"The company's latest gizmo, a necklace designed to constantly listen to you via a microphone and send snarky AI slop texts to your smartphone, has proven immensely controversial, leading to an outpouring of criticism."
""Nobody who has friends needs an AI companion to chat with while enhancing the capacity of the surveillance state to a degree that would make George Orwell drink a jar of room temperature mercury," NYC-based standup comedian Josh Gondelman wrote in a tongue-in-cheek "pep talk" aimed at the device. "And anyone without existing human friends arguably needs you even less.""
""I know people in New York hate AI, and things like AI companionship and wearables, probably more than anywhere else in the country," he told Adweek. "So I bought more ads than anyone has ever done with a lot of white space so that they would socially comment on the topic.""

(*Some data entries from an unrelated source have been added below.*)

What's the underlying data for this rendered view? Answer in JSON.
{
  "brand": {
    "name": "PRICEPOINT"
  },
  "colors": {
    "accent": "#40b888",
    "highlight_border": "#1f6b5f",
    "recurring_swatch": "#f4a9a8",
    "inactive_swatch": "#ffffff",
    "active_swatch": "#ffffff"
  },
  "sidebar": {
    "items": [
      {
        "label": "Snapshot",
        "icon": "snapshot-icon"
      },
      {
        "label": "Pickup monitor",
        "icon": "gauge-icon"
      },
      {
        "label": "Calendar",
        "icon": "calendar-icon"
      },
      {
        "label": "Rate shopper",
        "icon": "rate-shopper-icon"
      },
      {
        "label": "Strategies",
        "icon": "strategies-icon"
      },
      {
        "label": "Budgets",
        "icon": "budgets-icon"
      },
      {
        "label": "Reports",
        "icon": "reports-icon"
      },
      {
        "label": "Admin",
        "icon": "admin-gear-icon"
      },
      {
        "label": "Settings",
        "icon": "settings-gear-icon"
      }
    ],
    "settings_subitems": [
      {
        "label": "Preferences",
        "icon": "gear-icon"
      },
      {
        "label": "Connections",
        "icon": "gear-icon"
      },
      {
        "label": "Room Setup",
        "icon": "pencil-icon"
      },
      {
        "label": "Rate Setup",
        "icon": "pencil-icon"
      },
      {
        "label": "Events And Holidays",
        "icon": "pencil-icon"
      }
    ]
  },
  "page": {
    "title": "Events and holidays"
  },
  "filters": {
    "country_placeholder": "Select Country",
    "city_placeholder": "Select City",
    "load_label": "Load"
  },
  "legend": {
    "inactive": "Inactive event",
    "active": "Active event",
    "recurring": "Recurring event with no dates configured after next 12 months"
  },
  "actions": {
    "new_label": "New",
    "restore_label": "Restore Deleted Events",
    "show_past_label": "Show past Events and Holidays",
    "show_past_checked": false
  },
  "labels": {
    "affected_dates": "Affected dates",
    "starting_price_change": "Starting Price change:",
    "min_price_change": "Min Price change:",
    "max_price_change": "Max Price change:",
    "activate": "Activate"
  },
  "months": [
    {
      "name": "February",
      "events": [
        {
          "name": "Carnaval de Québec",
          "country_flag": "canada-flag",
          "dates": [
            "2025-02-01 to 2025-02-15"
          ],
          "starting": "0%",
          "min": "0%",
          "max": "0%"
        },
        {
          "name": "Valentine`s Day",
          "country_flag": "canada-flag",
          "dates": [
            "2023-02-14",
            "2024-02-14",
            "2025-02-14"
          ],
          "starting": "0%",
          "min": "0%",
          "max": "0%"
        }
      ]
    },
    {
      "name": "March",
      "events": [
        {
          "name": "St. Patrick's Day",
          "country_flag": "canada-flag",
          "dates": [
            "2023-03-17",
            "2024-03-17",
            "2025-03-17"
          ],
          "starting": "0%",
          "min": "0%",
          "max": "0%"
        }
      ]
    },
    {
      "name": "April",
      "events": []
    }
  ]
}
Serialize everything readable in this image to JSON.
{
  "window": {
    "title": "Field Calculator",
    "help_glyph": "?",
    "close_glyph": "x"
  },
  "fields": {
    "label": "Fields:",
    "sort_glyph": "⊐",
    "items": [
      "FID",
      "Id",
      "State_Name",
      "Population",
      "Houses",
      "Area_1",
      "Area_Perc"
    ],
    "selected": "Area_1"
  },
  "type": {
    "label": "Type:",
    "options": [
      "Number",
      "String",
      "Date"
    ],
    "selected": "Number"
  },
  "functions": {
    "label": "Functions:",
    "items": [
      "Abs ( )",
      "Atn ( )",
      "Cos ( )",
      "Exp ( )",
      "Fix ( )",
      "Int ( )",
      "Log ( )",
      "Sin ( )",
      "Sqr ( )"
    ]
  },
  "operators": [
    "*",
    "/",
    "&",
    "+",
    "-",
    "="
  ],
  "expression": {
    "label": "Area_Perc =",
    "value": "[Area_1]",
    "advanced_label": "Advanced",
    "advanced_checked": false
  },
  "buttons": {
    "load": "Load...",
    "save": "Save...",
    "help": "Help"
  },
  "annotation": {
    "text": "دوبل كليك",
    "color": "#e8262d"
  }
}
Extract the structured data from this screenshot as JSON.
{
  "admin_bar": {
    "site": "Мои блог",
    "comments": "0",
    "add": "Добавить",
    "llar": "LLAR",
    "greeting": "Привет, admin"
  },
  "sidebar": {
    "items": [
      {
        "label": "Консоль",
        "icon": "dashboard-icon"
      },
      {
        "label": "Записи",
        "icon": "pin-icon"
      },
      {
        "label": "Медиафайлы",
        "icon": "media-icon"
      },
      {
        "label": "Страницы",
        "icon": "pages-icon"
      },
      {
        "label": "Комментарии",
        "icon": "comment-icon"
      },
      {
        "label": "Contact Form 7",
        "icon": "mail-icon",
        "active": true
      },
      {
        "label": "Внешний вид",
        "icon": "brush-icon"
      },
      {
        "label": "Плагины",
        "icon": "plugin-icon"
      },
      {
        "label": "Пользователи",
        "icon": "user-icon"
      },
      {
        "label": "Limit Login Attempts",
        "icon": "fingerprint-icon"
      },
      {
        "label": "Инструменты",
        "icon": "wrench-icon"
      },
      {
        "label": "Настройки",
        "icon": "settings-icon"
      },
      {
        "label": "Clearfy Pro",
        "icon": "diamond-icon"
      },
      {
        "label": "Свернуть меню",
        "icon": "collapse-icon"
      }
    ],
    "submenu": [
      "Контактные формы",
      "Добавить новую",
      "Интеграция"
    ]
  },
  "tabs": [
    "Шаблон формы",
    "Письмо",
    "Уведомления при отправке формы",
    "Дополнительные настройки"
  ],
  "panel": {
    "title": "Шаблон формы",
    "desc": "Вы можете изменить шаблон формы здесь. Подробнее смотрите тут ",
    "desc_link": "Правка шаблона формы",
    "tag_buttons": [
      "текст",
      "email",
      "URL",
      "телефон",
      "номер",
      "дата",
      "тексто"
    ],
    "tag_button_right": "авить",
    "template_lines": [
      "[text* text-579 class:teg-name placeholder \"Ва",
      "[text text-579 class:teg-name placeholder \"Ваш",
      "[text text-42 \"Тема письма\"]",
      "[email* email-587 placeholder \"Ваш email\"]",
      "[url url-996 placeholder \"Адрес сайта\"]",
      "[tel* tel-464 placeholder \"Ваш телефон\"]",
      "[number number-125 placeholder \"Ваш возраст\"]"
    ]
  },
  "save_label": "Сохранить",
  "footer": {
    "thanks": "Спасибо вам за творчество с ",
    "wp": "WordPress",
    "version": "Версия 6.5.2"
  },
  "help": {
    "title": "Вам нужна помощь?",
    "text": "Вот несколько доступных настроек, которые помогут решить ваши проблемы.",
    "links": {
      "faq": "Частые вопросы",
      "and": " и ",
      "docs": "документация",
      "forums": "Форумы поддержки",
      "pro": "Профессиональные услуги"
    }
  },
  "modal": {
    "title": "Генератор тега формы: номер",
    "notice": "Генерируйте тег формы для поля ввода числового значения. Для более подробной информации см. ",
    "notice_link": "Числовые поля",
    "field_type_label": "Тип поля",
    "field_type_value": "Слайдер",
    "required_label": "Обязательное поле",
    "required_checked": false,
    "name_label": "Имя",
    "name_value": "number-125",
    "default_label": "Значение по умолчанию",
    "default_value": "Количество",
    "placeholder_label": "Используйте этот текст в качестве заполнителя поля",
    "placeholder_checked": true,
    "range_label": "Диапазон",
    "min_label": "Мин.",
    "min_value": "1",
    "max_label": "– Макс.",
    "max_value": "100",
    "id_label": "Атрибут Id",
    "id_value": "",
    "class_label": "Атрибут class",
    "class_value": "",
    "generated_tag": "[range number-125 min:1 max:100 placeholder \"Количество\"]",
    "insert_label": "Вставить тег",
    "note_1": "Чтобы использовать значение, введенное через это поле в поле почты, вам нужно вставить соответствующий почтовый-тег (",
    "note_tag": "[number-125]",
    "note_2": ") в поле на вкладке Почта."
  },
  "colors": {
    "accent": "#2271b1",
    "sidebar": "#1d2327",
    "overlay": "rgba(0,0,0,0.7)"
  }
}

A wearable device from startup Friend — a $129 necklace that continually listens via microphone and sends AI-generated texts to users — provoked a fierce public backlash in New York City. Subway ads for the product were rapidly defaced with graffiti condemning AI companionship and surveillance. Civil liberties groups warned that recordings could be accessed by hackers, private companies, or the government. The company's CEO said he left white space on ads to invite social commentary, and the ad campaign cost over $1 million. Critics also raised concerns about the hardware's quality and privacy implications.